他の女の子にもこんな風に接しているのかなと思うとなんだか急に頭がもやもやしてきた。
透さんの期待には多分応えられていない。というか、下着を見られるような事態に陥ることはないと信じているけれど、とにかく買い物は終わった。
飲み物やおやつも買い込んで、再び車に乗り込んで目的地に向かう。到着したらすぐ夕食だからお菓子を食べ過ぎないように気をつけて、と透さんに言われた。
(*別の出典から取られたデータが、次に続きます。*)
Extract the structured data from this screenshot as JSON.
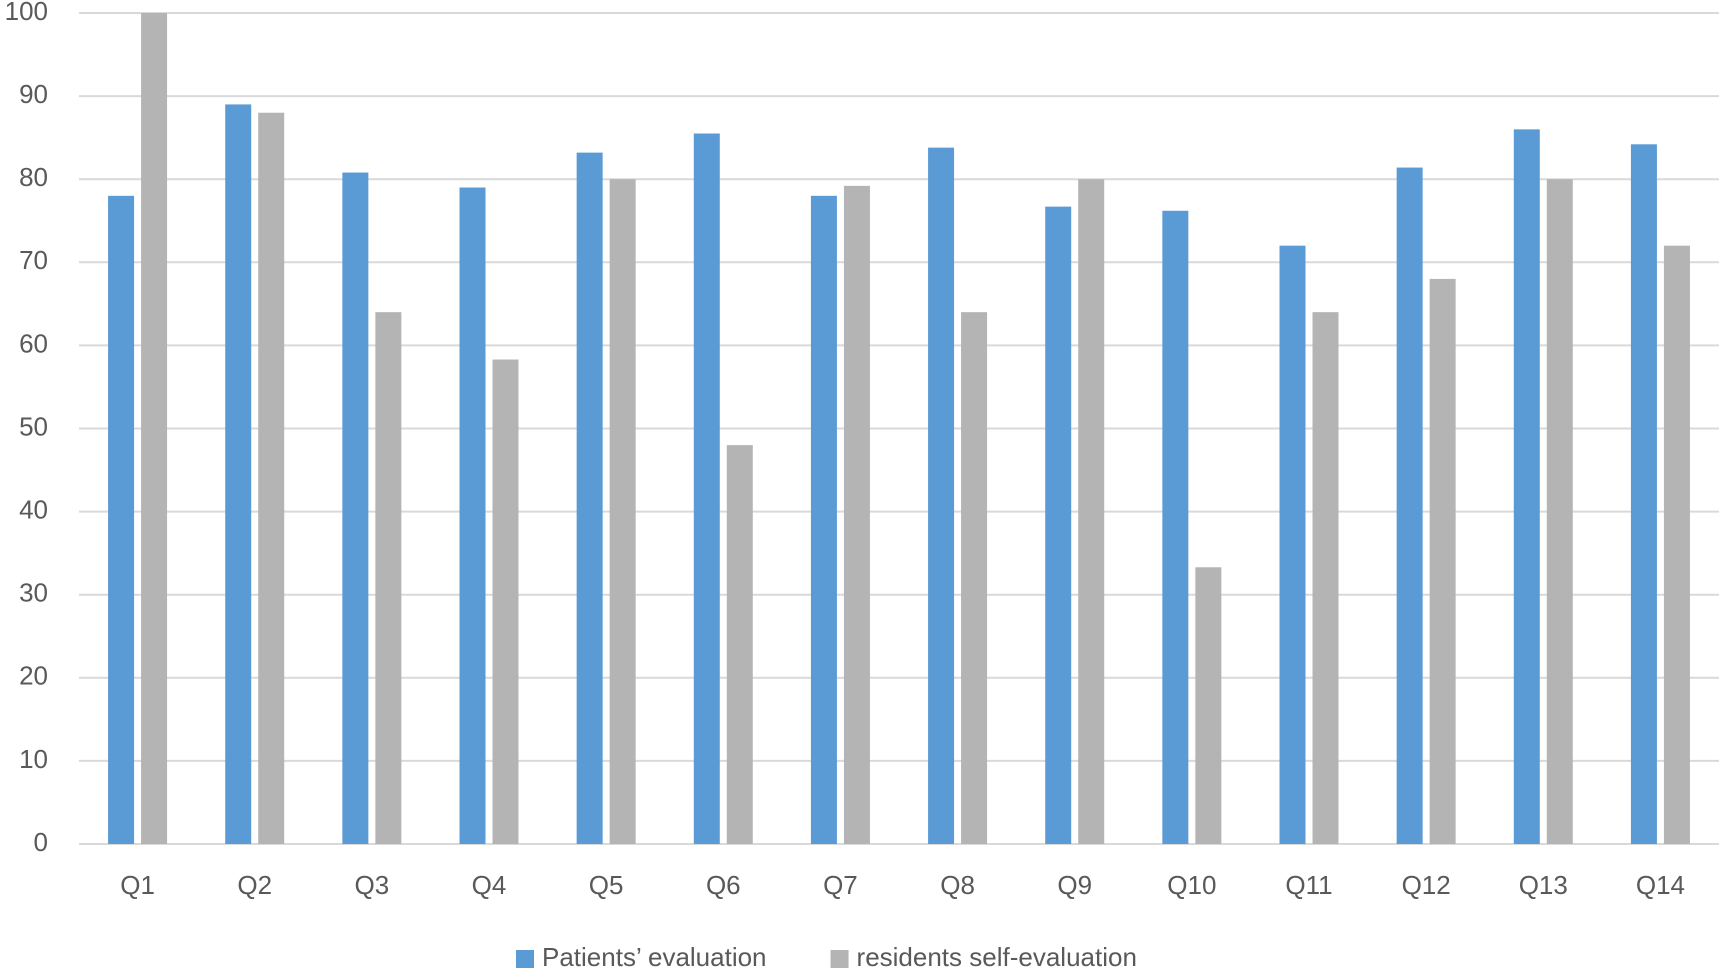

透さんが私に選んでくれた服は、七分袖の白いレースのブラウスと、鮮やかなピンク色をした膝下まで長さのあるアシンメトリーなフィッシュテールのスカートだった。それにそれほどヒールの高くない、歩きやすい灰色のパンプスまで合わせて買ってくれた。
素敵な彼氏さんですね、と店員さんに終始言われた。
きっと今頃、家では透さんと私がいなくなったとみんな心配しているだろう。それも気掛かりだけれど、隣でわくわくしてる透さんのことで心に引っ掛かっていることがあった。
「透さんは……」
おやつの時間だけど高速道路はまだまだ混雑していた。前の車のブレーキランプが赤く光って、透さんもスピードを緩める。ハンドルを握る男性らしい手の甲を見ながら、膝の上で軽く拳を握った。
「みんなにこんな風にしてるんですか?」
口に出してから何を言っているのだろうと後悔して、助手席の車窓へと顔を背ける。のろのろと走る色とりどりの車の列が流れていた。
「こんな逃避行、みさきちゃんとが初めてやで」
私って単純だ。パッと透さんに振り返ってしまう。しっとりと告げられた彼の言葉が嬉しくて安心して気持ちが晴れて、頬が緩んでしまう。
「ふーん……」
透さんが少し意地悪な顔で、端正な唇の端を上げた気がした。
「時間かかってしもてごめんな」
ゆったりとブレーキをかける。デジタル時計は18時になっていた。
とんでもないと首を横に振る。長い時間ひとりで運転していた透さんの方がたいへんだったに決まっている。
「ありがとうございます」
小さくお辞儀をする。だけど車を降りたところは駐車場で、目の前にあるのは別荘というより、小さめのおしゃれなホテルに見える。
「あの、透さん。ここは……?」
「うちの別荘っちゅーか一門の保養所やってんけど、おかんがオーベルジュやりたい言い出したから建て替えて、もうすぐオープンするねん」
世界が違い過ぎて目が点になってしまう。オーベルジュというのは何なのだろう。
「今日やったら夕飯の試食させてくれるって
すごいなあと感心してぼんやり佇んでいると、入り口へ促すように肩を抱かれた。そのまま当然のようにこめかみ辺りの髪にキスをされる。
驚いて顔を上げると、自信に満ち溢れた笑顔の透さんがいた。
「さ、いこか」
指を絡めた手の繋ぎ方になり、洋館へ続く緑のアーチをくぐった。